INTERNATTUALE

“Je Suis Emmanuel”: l’omertà social(e) di una morte cui dovremmo ribellarci

Non ci sono “Je Suis Emmanuel” su internet, né bandiere o drappi di lutto sulle bacheche facebook della gente. Il trentaseienne nigeriano Emmanuel Chidi Namdi è morto per difendere sua moglie Chimiary da insulti razzisti. No, non siamo ad Orlando, né in nessun altro supermercato della Florida. Siamo a Fermo, nelle Marche, e questa è una storia tutta italiana di ordinario razzismo.

Emmanuel e Chimiary erano fuggiti dall’orrore della Nigeria, dal terrore di Boko Haram, per cercare asilo in Italia, confidando in quella rinascita che molti, oltrepassata l’incuria del mare su affollati barconi, si augurano di trovare toccando le coste italiane.

Stavano camminando tranquillamente verso il centro della città. È questo che ha raccontato Don Vinicio, parroco della cittadina marchigiana, che collega l’episodio razzista alle bombe poste nei mesi scorsi dinanzi alle chiese e a luoghi di culto di Fermo.

Emmanuel e Chimiary si imbattono in due ultrà che cominciano ad insultare pesantemente la donna: «Tua moglie è una scimmia africana» le dicono, suscitando la reazione dell’uomo che aveva promesso alla sua compagna di amarla, e difenderla in quella (nuova) vita che voleva costruire nel nostro paese.

La polizia ha già individuato un ultrà, già noto alle forze dell’ordine. Il secondo aggressore, per ora, resta solo come testimone.

Emmanuel e Chimiary erano ospiti della sede arcivescovile di Fermo, in attesa della domanda di asilo in Italia.

Emmanuel è stato picchiato a sangue con un palo divelto, sì, quelli della segnaletica stradale, che i due hanno preso scagliandosi contro l’uomo che alla fine ha avuto la peggio: portato in ospedale già in coma, Emmanuel è morto nella sera di mercoledì.

E allora perché nessuna bandiera?
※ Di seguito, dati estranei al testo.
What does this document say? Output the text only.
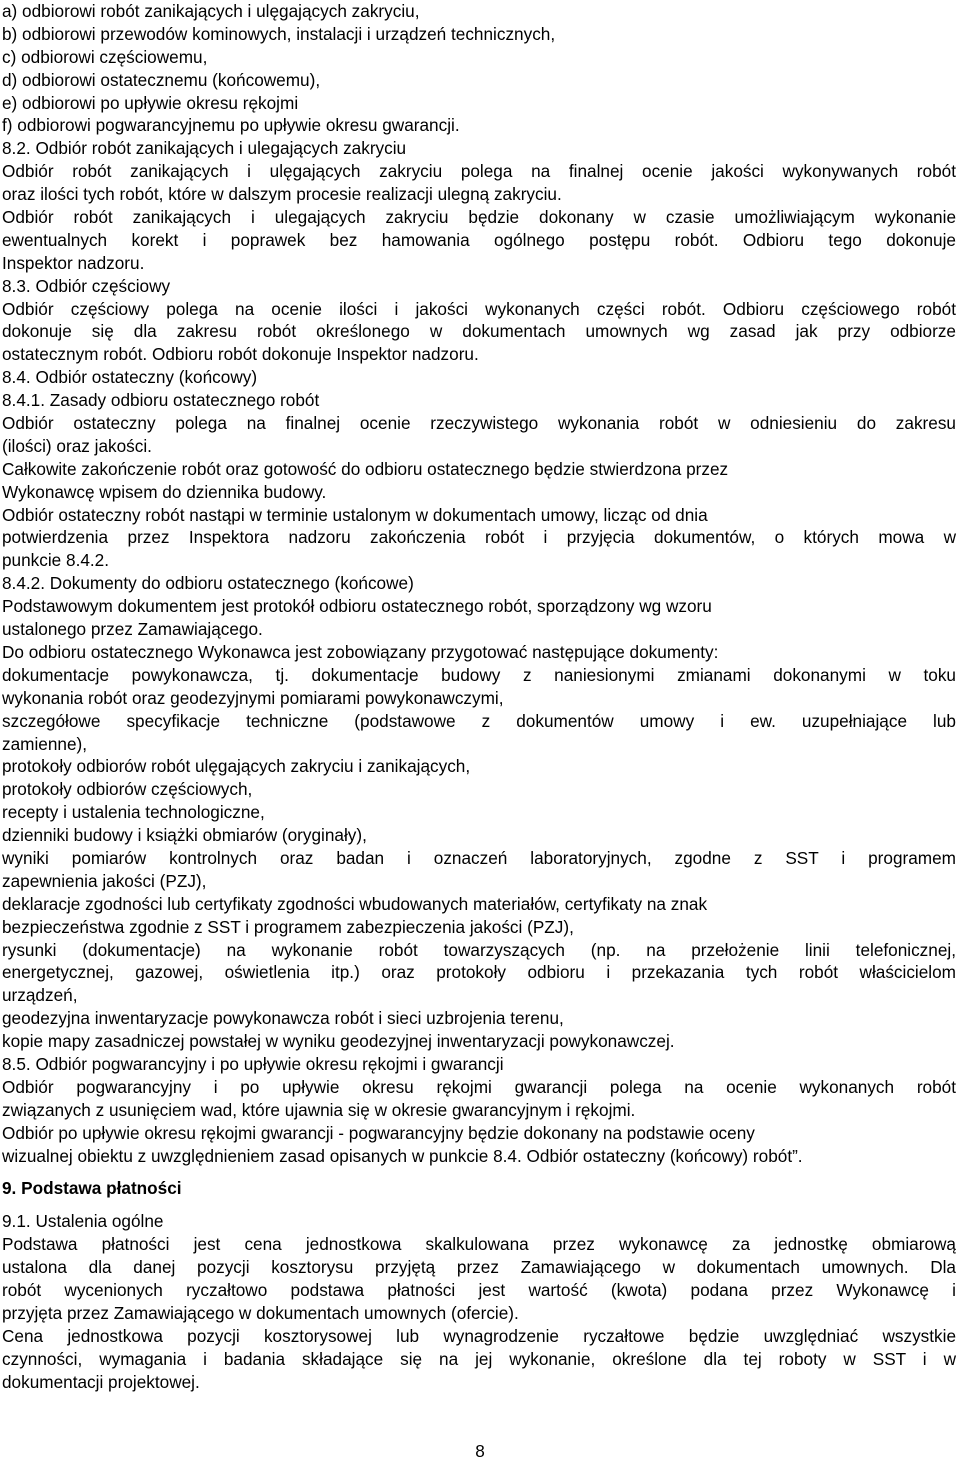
a) odbiorowi robót zanikających i ulęgających zakryciu,
b) odbiorowi przewodów kominowych, instalacji i urządzeń technicznych,
c) odbiorowi częściowemu,
d) odbiorowi ostatecznemu (końcowemu),
e) odbiorowi po upływie okresu rękojmi
f) odbiorowi pogwarancyjnemu po upływie okresu gwarancji.
8.2. Odbiór robót zanikających i ulegających zakryciu
Odbiór robót zanikających i ulęgających zakryciu polega na finalnej ocenie jakości wykonywanych robót
oraz ilości tych robót, które w dalszym procesie realizacji ulegną zakryciu.
Odbiór robót zanikających i ulegających zakryciu będzie dokonany w czasie umożliwiającym wykonanie
ewentualnych korekt i poprawek bez hamowania ogólnego postępu robót. Odbioru tego dokonuje
Inspektor nadzoru.
8.3. Odbiór częściowy
Odbiór częściowy polega na ocenie ilości i jakości wykonanych części robót. Odbioru częściowego robót
dokonuje się dla zakresu robót określonego w dokumentach umownych wg zasad jak przy odbiorze
ostatecznym robót. Odbioru robót dokonuje Inspektor nadzoru.
8.4. Odbiór ostateczny (końcowy)
8.4.1. Zasady odbioru ostatecznego robót
Odbiór ostateczny polega na finalnej ocenie rzeczywistego wykonania robót w odniesieniu do zakresu
(ilości) oraz jakości.
Całkowite zakończenie robót oraz gotowość do odbioru ostatecznego będzie stwierdzona przez
Wykonawcę wpisem do dziennika budowy.
Odbiór ostateczny robót nastąpi w terminie ustalonym w dokumentach umowy, licząc od dnia
potwierdzenia przez Inspektora nadzoru zakończenia robót i przyjęcia dokumentów, o których mowa w
punkcie 8.4.2.
8.4.2. Dokumenty do odbioru ostatecznego (końcowe)
Podstawowym dokumentem jest protokół odbioru ostatecznego robót, sporządzony wg wzoru
ustalonego przez Zamawiającego.
Do odbioru ostatecznego Wykonawca jest zobowiązany przygotować następujące dokumenty:
dokumentacje powykonawcza, tj. dokumentacje budowy z naniesionymi zmianami dokonanymi w toku
wykonania robót oraz geodezyjnymi pomiarami powykonawczymi,
szczegółowe specyfikacje techniczne (podstawowe z dokumentów umowy i ew. uzupełniające lub
zamienne),
protokoły odbiorów robót ulęgających zakryciu i zanikających,
protokoły odbiorów częściowych,
recepty i ustalenia technologiczne,
dzienniki budowy i książki obmiarów (oryginały),
wyniki pomiarów kontrolnych oraz badan i oznaczeń laboratoryjnych, zgodne z SST i programem
zapewnienia jakości (PZJ),
deklaracje zgodności lub certyfikaty zgodności wbudowanych materiałów, certyfikaty na znak
bezpieczeństwa zgodnie z SST i programem zabezpieczenia jakości (PZJ),
rysunki (dokumentacje) na wykonanie robót towarzyszących (np. na przełożenie linii telefonicznej,
energetycznej, gazowej, oświetlenia itp.) oraz protokoły odbioru i przekazania tych robót właścicielom
urządzeń,
geodezyjna inwentaryzacje powykonawcza robót i sieci uzbrojenia terenu,
kopie mapy zasadniczej powstałej w wyniku geodezyjnej inwentaryzacji powykonawczej.
8.5. Odbiór pogwarancyjny i po upływie okresu rękojmi i gwarancji
Odbiór pogwarancyjny i po upływie okresu rękojmi gwarancji polega na ocenie wykonanych robót
związanych z usunięciem wad, które ujawnia się w okresie gwarancyjnym i rękojmi.
Odbiór po upływie okresu rękojmi gwarancji - pogwarancyjny będzie dokonany na podstawie oceny
wizualnej obiektu z uwzględnieniem zasad opisanych w punkcie 8.4. Odbiór ostateczny (końcowy) robót”.
9. Podstawa płatności
9.1. Ustalenia ogólne
Podstawa płatności jest cena jednostkowa skalkulowana przez wykonawcę za jednostkę obmiarową
ustalona dla danej pozycji kosztorysu przyjętą przez Zamawiającego w dokumentach umownych. Dla
robót wycenionych ryczałtowo podstawa płatności jest wartość (kwota) podana przez Wykonawcę i
przyjęta przez Zamawiającego w dokumentach umownych (ofercie).
Cena jednostkowa pozycji kosztorysowej lub wynagrodzenie ryczałtowe będzie uwzględniać wszystkie
czynności, wymagania i badania składające się na jej wykonanie, określone dla tej roboty w SST i w
dokumentacji projektowej.
8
Perché nessun gesto di cordoglio o scritta di protesta? Siamo così abituati alla tragedia, all’orrore del terrorismo, alle decine di morti e centinaia di feriti, che probabilmente ci sembra poco la morte di un uomo. Ci sembra poco l’orrore del razzismo cui dovremmo ribellarci. Emanuel è il “diverso”, Emmanuel è tutti noi. Ognuno. Nella propria diversità religiosa, nel diverso orientamento sessuale, nel diverso colore della pelle.

Anche sua moglie, la sua compagna di vita, Chimiary è stata malmenata con una prognosi di cinque giorni. È salva lei, nonostante le ecchimosi e i colpi, e può continuare a sognare quella nuova vita che voleva insieme al suo compagno. Ma come? Come fai a guardare con gli stessi occhi di speranza un paese che ti usa così tanto odio gratuito?

Persino gli orrori della fame e della guerra ti devono sembrare meno brutali in quel “mezzo gaudio” comune a tutta la Nigeria. Ma un attacco così feroce, inaspettato, gratuito è una percossa del corpo e una ferita dell’anima che impiegherà ben più di cinque giorni di prognosi ospedaliera.